O trabalho é constitutivo do ser social, mas o ser social não se reduz ou esgota no trabalho.
Quanto mais se desenvolve o ser social, mais as suas objetivações transcendem o espaço ligado
diretamente ao trabalho. No ser social desenvolvido, verificamos a existência de esferas de objetivação
que se autonomizaram das exigências imediatas do trabalho — a ciência, a filosofia, a arte, etc.
O desenvolvimento do ser social implica o surgimento de uma racionalidade, de uma
sensibilidade e de uma atividade que, sobre a base necessária do trabalho, criam objetivações
próprias. No ser social desenvolvido, o trabalho é uma das suas objetivações — e, como já assinalamos,
quanto mais rico o ser social, tanto mais diversificadas e complexas são as suas objetivações. O
trabalho, porém, não só permanece como a objetivação fundante e necessária do ser social —
permanece, ainda, como o que se poderia chamar de modelo das objetivações do ser social, uma vez
que todas elas supõem as características constitutivas do trabalho (a atividade teleologicamente
orientada, a tendência à universalização e a linguagem articulada).
Para denotar que o ser social é mais que trabalho, para assinalar que ele cria objetivações
que transcendem o universo do trabalho, existe uma categoria teórica mais abrangente: a categoria
de práxis. A práxis envolve o trabalho, que, na verdade, é o seu modelo — mas inclui muito mais que
ele: inclui todas as objetivações humanas. Por isso mesmo, no trato dessas objetivações, dois pontos
devem ser salientados:
• deve-se distinguir entre formas de práxis voltadas para o controle e a exploração da
natureza e formas voltadas para influir no comportamento e na ação dos homens. No
primeiro caso, que é o do trabalho, o homem é o sujeito e a natureza é o objeto; no
segundo caso, trata-se de relações de sujeito a sujeito, daquelas formas de práxis em
que o homem atua sobre si mesmo (como na práxis educativa e na práxis política);
• os produtos e obras resultantes da práxis podem objetivar-se materialmente e/ou
idealmente: no caso do trabalho, sua objetivação é necessariamente algo material;
mas há objetivações (por exemplo, os valores éticos) que se realizam sem operar
transformações numa estrutura material qualquer.
A categoria de práxis permite apreender a riqueza do ser social desenvolvido: verifica-se,
na e pela práxis, como, para além das suas objetivações primárias, constituídas pelo trabalho, o ser
social se projeta e se realiza nas objetivações materiais e ideais da ciência, da filosofia, da arte,
construindo um mundo de produtos, obras e valores — um mundo social, humano enfim, em que a
espécie humana se converte inteiramente em gênero humano. Na sua amplitude, a categoria de práxis
revela o homem como ser criativo e autoprodutivo: ser da práxis, o homem é produto e criação da sua
auto-atividade, ele é o que (se) fez e (se) faz.

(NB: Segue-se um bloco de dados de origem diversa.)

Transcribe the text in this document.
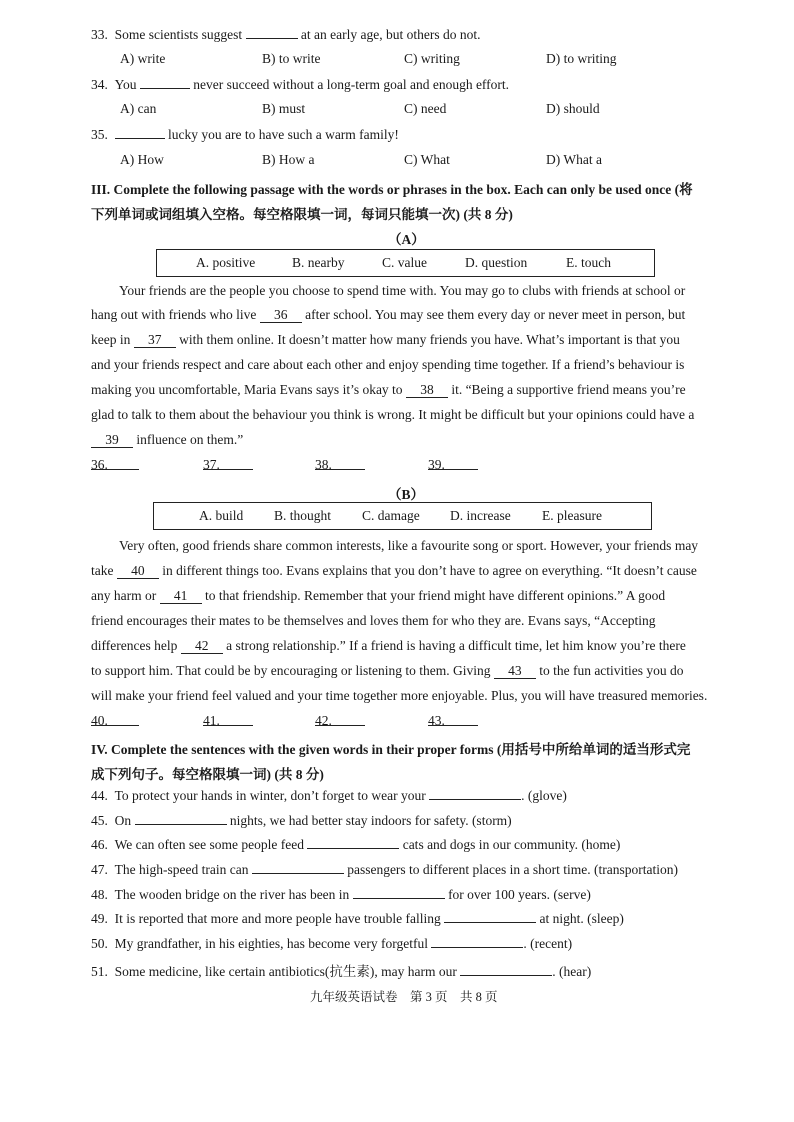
33. Some scientists suggest	at an early age, but others do not.
A) write	B) to write	C) writing	D) to writing
34. You	never succeed without a long-term goal and enough effort.
A) can	B) must	C) need	D) should
35.	lucky you are to have such a warm family!
A) How	B) How a	C) What	D) What a
III. Complete the following passage with the words or phrases in the box. Each can only be used once (将
下列单词或词组填入空格。每空格限填一词，每词只能填一次) (共 8 分)
（A）
A. positive	B. nearby	C. value	D. question	E. touch
Your friends are the people you choose to spend time with. You may go to clubs with friends at school or
hang out with friends who live 36 after school. You may see them every day or never meet in person, but
keep in 37 with them online. It doesn’t matter how many friends you have. What’s important is that you
and your friends respect and care about each other and enjoy spending time together. If a friend’s behaviour is
making you uncomfortable, Maria Evans says it’s okay to 38 it. “Being a supportive friend means you’re
glad to talk to them about the behaviour you think is wrong. It might be difficult but your opinions could have a
39 influence on them.”
36.	37.	38.	39.
（B）
A. build B. thought C. damage D. increase E. pleasure
Very often, good friends share common interests, like a favourite song or sport. However, your friends may
take 40 in different things too. Evans explains that you don’t have to agree on everything. “It doesn’t cause
any harm or 41 to that friendship. Remember that your friend might have different opinions.” A good
friend encourages their mates to be themselves and loves them for who they are. Evans says, “Accepting
differences help 42 a strong relationship.” If a friend is having a difficult time, let him know you’re there
to support him. That could be by encouraging or listening to them. Giving 43 to the fun activities you do
will make your friend feel valued and your time together more enjoyable. Plus, you will have treasured memories.
40.	41.	42.	43.
IV. Complete the sentences with the given words in their proper forms (用括号中所给单词的适当形式完
成下列句子。每空格限填一词) (共 8 分)
44. To protect your hands in winter, don’t forget to wear your	. (glove)
45. On	nights, we had better stay indoors for safety. (storm)
46. We can often see some people feed	cats and dogs in our community. (home)
47. The high-speed train can	passengers to different places in a short time. (transportation)
48. The wooden bridge on the river has been in	for over 100 years. (serve)
49. It is reported that more and more people have trouble falling	at night. (sleep)
50. My grandfather, in his eighties, has become very forgetful	. (recent)
51. Some medicine, like certain antibiotics(抗生素), may harm our	. (hear)
九年级英语试卷　第 3 页　共 8 页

Mas da práxis não resultam somente produtos, obras e valores que permitem aos homens
se reconhecerem como autoprodutores e criativos. Conforme as condições histórico-sociais em que
se realiza (vale dizer: conforme as estruturas sociais em que se insere a atividade dos homens), a práxis
pode produzir objetivações que se apresentam aos homens não como obras suas, como sua criação,
mas, ao contrário, como algo em que eles não se reconhecem, como algo que lhes é estranho e
opressivo. Em determinadas condições histórico-sociais, os produtos do trabalho e da imaginação
humanos deixam de se mostrar como objetivações que expressam a humanidade dos homens —
aparecem mesmo como algo que, escapando ao seu controle, passa a controlá-los como um poder
que lhes é superior. Nessas condições, as objetivações, ao invés de se revelarem aos homens como a
expressão de suas forças sociais vitais, impõem-se a eles como exteriores e transcendentes. Numa
palavra: entre os homens e suas obras, a relação real, que é a relação entre criador e criatura, aparece
invertida — a criatura passa a dominar o criador.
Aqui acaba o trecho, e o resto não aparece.